Common approach to travel measures: key areas

To limit the spread of the coronavirus, the Council adopted a revised recommendation on measures affecting free movement on 25 January 2022. This agreement follows the Commission’s proposal of 25 November 2021. You can find questions and answers on the Commission’s proposal here.

This recommendation responds to the significant increase in vaccine uptake and the rapid roll-out of the EU Digital COVID Certificate, and replaces the previously existing recommendation. It will enter into force on 1 February 2022, on the same day as a delegated act amending the digital COVID-19 certificate regulation and providing for an acceptance period of 270 days for vaccination certificates.

More information is available in this factsheet

Person-based approach

Travellers in possession of a valid EU digital COVID Certificate should not be subject to additional restrictions to free movement.

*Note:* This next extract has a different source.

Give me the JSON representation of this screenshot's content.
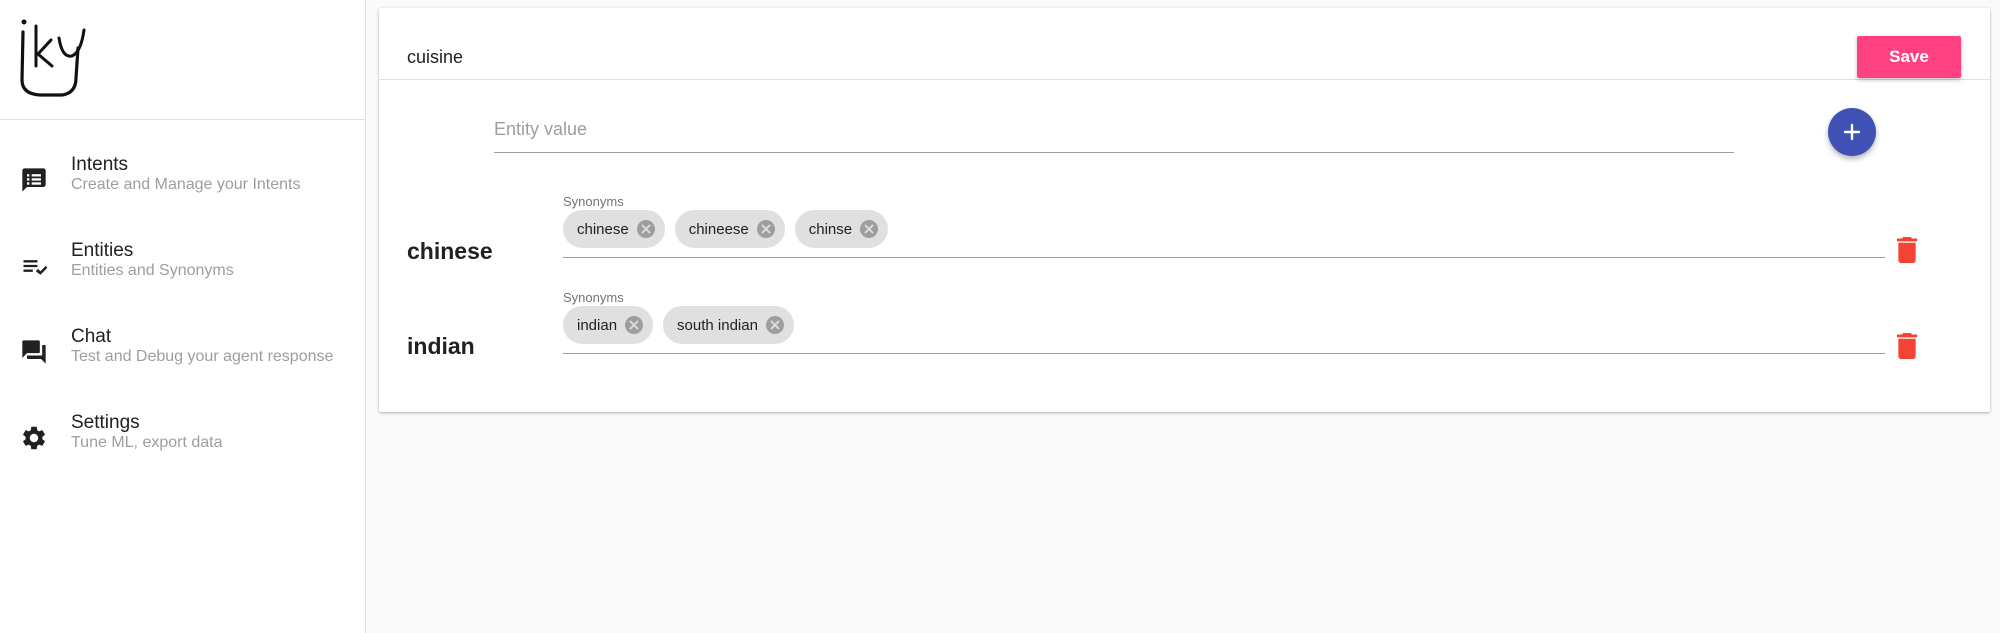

A valid EU Digital COVID Certificate includes:

  • A vaccination certificate for a vaccine approved at European level for which at least 14 days and no more than 270 days have passed since the last dose of the primary vaccination series or for which the person has received a booster dose. EU countries could also accept vaccination certificates for vaccines approved by national authorities or the WHO.
  • A negative PCR test result obtained no more than 72 hours before travel or a negative rapid antigen test obtained no more than 24 hours before travel
  • A certificate of recovery indicating that no more than 180 days have passed since the date of the first positive test result.

Persons who are not in possession of an EU Digital COVID Certificate could be required to undergo a test prior to or no later than 24 hours after arrival. Travellers with an essential function or need, cross-border commuters and children under 12 should be exempt from this requirement.

 

Map of EU regions

The European Centre for Disease Prevention and Control (ECDC) should continue to publish a map of Member States’ regions indicating the potential risk of infection according to a traffic light system (green, orange, red, dark red). The map should be based on the 14-day case notification rate, vaccine uptake and testing rate.

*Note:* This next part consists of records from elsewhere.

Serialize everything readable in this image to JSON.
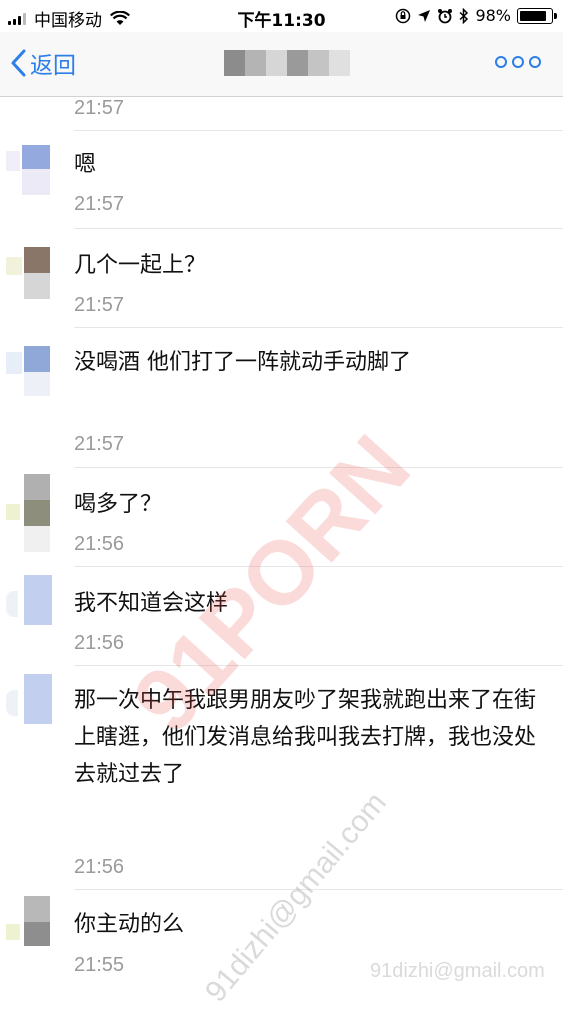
{
  "status_bar": {
    "carrier": "中国移动",
    "time": "下午11:30",
    "battery": "98%",
    "battery_level": 0.98
  },
  "nav": {
    "back_label": "返回"
  },
  "messages": [
    {
      "text": "",
      "time": "21:57"
    },
    {
      "text": "嗯",
      "time": "21:57"
    },
    {
      "text": "几个一起上？",
      "time": "21:57"
    },
    {
      "text": "没喝酒 他们打了一阵就动手动脚了",
      "time": "21:57"
    },
    {
      "text": "喝多了？",
      "time": "21:56"
    },
    {
      "text": "我不知道会这样",
      "time": "21:56"
    },
    {
      "text": "那一次中午我跟男朋友吵了架我就跑出来了在街上瞎逛，他们发消息给我叫我去打牌，我也没处去就过去了",
      "time": "21:56"
    },
    {
      "text": "你主动的么",
      "time": "21:55"
    }
  ],
  "watermarks": {
    "large": "91PORN",
    "email_diagonal": "91dizhi@gmail.com",
    "email_bottom": "91dizhi@gmail.com"
  },
  "colors": {
    "accent": "#2c7fe8",
    "time_text": "#9a9a9a"
  }
}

Based on this map, EU countries should apply measures regarding travel to and from dark red areas, where the virus is circulating at very high levels. They should in particular discourage all non-essential travel and require persons arriving from those areas who are not in possession of a vaccination or recovery certificate to undergo a test prior to departure and to quarantine after arrival.

Certain exceptions to these measures should apply to travellers with an essential function or need, cross-border commuters and children under the age of 12.


Emergency brake

Under the new recommendation, the emergency brake to respond to the emergence of new variants of concern or interest is strengthened. When a member state imposes restrictions in response to the emergence of a new variant, the Council, in close cooperation with the Commission and supported by the ECDC (European Centre for Disease Prevention and Control), should review the situation. The Commission, based on the regular assessment of new evidence on variants, may also suggest a discussion within the Council.

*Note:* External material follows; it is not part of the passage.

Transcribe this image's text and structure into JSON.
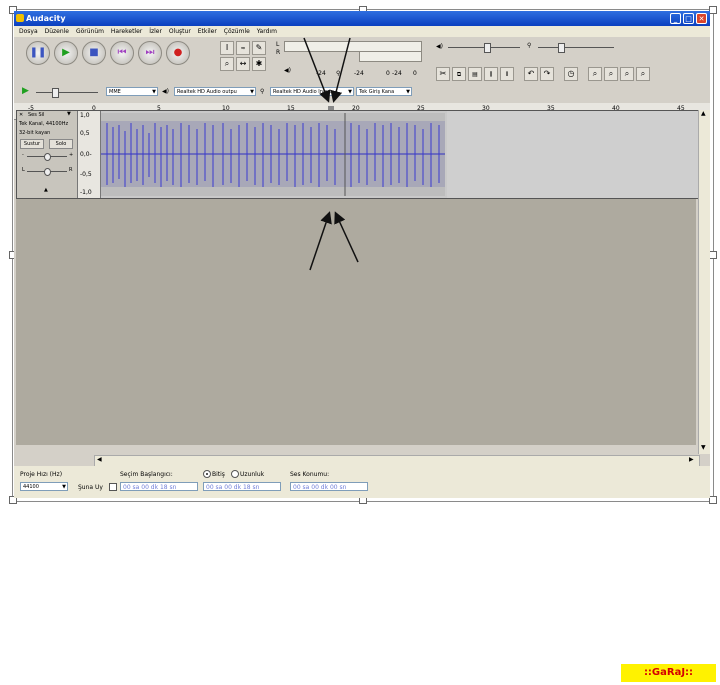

During the discussion, the Commission could propose that the Council agree on a coordinated approach regarding travel from the areas concerned. Any situation resulting in the adoption of measures should be reviewed regularly.
 

Lifting restrictions

EU Member States adopted a Council Recommendation on a coordinated approach to the restriction of free movement in response to the COVID-19 pandemic.

The Recommendation sets out 4 key areas where EU countries will coordinate their efforts:

  • a common mapping system based on a colour code (green, orange, red, grey)
  • common criteria for Member States when deciding whether to introduce travel restrictions
  • more clarity on the measures applied to travellers from higher-risk areas (testing and self-quarantine)
  • providing clear and timely information to the public

The Commission calls on Member States to fully implement the Recommendation. 

On 25 January 2021, the Commission proposed an update to the Recommendation on a coordinated approach to travel measures. It proposed to add ‘dark red’ to the European Centre for Disease Prevention and Control’s mapping of high-risk areas.

The Commission proposed further recommendations on a coordinated approach to lifting coronavirus measures in a communication on 17 March 2021. It points to what needs to be done so that we can recover our European way of life, and do so in a safe and sustainable way with control over the virus.

Common passenger locator form and data protection

Data exchange between Member States' contact tracing authorities can be particularly important when travellers are crossing borders in close proximity to each other, such as in airplanes or trains. Digital Passenger Locator Forms can be used by Member States to collect data from cross-border travellers entering their territory. In order for Member States to exchange relevant data through the exchange platform developed by the Commission and EASA, the Commission published draft measures on 17 March 2021 which establish the necessary legal conditions for processing such personal data. These measures should be adopted by the time of the summer holiday season.